I've only read We and Atlas Shrugged on this list. Which of these books should I tear into first? Almost all the science fiction I've read has been Harlan Ellison.
I'd recommend LeGuin's The Dispossessed: An Ambiguous Utopia for a light and interesting read. If you're into hard sci-fi, Robinson's Mars Trilogy is great (though be prepared for reading pages-long description of Martian geology, terraforming tech and techniques etc.).

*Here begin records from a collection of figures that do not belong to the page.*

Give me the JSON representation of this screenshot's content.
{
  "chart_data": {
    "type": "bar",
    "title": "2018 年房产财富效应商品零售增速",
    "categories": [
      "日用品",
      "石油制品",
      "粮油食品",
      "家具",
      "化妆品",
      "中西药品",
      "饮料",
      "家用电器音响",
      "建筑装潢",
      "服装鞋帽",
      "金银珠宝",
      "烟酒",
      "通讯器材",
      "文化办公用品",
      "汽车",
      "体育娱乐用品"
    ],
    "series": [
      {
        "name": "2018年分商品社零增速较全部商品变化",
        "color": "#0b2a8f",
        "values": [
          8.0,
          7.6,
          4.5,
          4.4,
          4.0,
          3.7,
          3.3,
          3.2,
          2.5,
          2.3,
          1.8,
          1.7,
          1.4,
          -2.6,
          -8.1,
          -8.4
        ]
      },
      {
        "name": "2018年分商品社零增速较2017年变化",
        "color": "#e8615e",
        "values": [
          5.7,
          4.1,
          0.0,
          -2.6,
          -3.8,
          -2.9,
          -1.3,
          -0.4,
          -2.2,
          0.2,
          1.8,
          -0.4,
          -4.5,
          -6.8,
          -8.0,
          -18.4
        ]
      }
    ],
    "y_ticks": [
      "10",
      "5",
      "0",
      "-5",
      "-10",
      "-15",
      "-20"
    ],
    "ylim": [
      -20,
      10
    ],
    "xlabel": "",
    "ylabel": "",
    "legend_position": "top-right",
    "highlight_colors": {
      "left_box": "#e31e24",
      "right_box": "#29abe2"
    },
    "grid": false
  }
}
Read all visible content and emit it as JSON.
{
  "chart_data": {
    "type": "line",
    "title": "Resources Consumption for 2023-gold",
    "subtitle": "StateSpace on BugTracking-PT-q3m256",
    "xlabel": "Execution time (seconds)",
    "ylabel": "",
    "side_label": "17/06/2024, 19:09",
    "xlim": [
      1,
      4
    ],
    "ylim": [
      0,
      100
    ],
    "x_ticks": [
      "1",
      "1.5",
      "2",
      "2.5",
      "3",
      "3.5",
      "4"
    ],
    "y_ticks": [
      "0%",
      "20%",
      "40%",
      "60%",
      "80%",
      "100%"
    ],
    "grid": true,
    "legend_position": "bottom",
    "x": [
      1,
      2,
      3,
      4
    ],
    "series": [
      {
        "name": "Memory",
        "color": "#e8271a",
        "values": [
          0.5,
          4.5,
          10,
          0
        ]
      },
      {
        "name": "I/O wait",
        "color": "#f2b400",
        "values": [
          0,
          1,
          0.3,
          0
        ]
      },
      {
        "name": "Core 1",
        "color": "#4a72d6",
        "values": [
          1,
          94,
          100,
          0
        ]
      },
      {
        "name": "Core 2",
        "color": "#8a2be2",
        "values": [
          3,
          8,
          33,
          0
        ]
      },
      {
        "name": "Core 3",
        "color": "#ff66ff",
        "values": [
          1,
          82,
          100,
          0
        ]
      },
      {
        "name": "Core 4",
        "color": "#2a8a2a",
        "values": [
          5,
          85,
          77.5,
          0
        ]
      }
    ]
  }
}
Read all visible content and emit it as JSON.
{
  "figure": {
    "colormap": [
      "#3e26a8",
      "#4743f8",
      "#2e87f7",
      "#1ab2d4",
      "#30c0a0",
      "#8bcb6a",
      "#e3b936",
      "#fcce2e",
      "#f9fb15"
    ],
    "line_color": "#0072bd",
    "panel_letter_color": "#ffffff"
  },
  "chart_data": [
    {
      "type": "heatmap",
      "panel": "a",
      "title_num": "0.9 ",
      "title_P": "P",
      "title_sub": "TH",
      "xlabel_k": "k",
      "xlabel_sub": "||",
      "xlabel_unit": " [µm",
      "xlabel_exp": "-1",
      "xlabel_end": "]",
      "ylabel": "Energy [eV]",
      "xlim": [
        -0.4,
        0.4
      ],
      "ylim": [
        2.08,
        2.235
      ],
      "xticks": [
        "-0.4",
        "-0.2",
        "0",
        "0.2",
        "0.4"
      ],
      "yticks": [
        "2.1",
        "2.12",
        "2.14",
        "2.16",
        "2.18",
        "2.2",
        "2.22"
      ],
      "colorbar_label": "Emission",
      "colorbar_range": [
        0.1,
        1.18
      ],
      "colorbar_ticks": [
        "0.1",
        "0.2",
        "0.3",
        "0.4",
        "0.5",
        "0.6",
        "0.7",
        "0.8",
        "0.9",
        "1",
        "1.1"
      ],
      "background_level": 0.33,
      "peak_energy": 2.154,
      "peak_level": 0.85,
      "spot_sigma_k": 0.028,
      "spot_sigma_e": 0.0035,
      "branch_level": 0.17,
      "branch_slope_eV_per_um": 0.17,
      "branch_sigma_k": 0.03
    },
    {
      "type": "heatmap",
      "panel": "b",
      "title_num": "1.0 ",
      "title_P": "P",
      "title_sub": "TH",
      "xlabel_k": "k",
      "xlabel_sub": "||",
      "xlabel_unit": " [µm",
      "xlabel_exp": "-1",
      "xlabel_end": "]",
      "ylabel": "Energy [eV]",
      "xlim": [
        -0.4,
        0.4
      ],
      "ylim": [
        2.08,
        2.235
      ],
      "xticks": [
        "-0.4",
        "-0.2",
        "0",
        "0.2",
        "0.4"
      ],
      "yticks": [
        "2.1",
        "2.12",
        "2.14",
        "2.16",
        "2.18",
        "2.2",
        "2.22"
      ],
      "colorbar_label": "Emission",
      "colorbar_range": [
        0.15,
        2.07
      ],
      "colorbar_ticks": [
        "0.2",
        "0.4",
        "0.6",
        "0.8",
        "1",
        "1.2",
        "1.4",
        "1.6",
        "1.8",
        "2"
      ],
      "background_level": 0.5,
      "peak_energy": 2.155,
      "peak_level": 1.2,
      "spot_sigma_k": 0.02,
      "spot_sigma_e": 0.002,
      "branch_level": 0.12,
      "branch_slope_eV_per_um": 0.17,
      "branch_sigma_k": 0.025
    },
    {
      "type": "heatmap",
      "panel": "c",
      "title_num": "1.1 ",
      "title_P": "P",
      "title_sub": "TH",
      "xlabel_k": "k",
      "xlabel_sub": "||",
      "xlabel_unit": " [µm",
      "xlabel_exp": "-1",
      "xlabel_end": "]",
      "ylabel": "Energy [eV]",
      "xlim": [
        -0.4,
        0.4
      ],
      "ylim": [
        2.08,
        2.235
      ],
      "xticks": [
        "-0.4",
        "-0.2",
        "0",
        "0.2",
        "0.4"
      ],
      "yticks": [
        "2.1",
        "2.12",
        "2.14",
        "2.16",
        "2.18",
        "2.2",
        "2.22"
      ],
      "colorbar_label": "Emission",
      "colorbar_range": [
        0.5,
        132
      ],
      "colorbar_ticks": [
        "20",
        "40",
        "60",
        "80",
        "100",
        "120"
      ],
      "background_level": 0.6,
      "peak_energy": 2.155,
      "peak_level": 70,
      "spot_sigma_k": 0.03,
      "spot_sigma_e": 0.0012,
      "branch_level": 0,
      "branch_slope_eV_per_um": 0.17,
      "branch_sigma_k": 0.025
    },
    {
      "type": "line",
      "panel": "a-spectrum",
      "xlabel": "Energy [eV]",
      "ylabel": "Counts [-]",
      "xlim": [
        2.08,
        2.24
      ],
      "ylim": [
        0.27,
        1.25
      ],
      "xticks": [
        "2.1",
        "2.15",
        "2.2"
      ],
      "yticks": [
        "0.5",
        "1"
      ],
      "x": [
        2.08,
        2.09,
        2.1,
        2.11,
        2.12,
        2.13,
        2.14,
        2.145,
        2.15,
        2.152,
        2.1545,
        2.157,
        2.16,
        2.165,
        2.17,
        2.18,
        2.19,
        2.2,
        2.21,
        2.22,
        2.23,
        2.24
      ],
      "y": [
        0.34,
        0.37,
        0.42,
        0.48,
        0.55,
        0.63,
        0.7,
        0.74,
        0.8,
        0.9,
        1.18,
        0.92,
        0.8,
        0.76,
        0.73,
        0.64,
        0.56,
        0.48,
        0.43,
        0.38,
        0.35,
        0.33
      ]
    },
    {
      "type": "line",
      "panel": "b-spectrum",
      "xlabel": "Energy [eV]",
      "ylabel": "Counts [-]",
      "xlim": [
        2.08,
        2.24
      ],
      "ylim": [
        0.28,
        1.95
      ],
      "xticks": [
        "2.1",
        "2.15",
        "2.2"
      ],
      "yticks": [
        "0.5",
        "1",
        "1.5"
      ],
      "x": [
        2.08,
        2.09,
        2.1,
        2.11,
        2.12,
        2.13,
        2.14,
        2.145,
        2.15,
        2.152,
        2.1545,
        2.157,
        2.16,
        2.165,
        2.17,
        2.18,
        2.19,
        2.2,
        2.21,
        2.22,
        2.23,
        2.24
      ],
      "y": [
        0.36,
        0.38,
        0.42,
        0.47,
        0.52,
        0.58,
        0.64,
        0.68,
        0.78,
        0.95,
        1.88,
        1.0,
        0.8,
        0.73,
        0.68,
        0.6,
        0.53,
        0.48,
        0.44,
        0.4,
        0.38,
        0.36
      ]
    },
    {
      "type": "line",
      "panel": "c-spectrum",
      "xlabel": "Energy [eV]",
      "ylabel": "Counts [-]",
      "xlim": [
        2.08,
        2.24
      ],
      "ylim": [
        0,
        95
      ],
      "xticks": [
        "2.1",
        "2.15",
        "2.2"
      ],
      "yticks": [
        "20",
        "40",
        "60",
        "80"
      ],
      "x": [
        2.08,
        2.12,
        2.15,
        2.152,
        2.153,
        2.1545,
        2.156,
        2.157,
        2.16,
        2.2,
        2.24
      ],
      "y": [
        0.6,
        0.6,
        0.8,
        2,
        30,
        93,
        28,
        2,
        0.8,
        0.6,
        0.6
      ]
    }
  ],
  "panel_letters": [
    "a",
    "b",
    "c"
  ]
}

Continuing from my post above, three more comments:
1) Another book fitting the description 'socialist science-fiction' is Wage Slave's Escape by (ex-)IWW member Mike Ballard (of Australia): https://www.amazon.com/Wage-Slaves-Escape-Michael-Ballard/dp/1312810971
2) Usually neglected, and unsurprisingly not mentioned by Mieville either, is Bellamy's second book: a decade after Looking Backward, he wrote Equality, which was so different from the first one that it was praised by Kropotkin*. (The book is without 'the industrial army' etc.) Equality can be read here: https://www.gutenberg.org/ebooks/7303
No doubt unaware that News from Nowhere was written against Looking Backward, Bellamy wrote a positive review of Morris' book (while questioning the absence of description of 'system' and 'administration' in the story's society) : https://www.marxists.org/reference/archive/bellamy-ed/works/1891/morris-news.htm .
sequence:
Bellamy's Looking Backward:1888
Morris' News from Nowhere: 1890
Bellamy's review of News from Nowhere: 1891
Bellamy's Equality: 1897
* Kropotkin quoted on this on page 191 of Patai: Looking Backward, 1988-1888 : Essays on Edward Bellamy, which can be seen here: https://archive.org/details/lookingbackward10000unse/page/190/mode/2up?q=Kropotkin
3) Matiasz's' 1% Free is in my view without any merit.
In the way of socialist/communist science-fiction, two authors whose book I have not mentioned (because I have not personally read them) are Arkady-and-Boris Strugatsky, and Ivan Yefremov.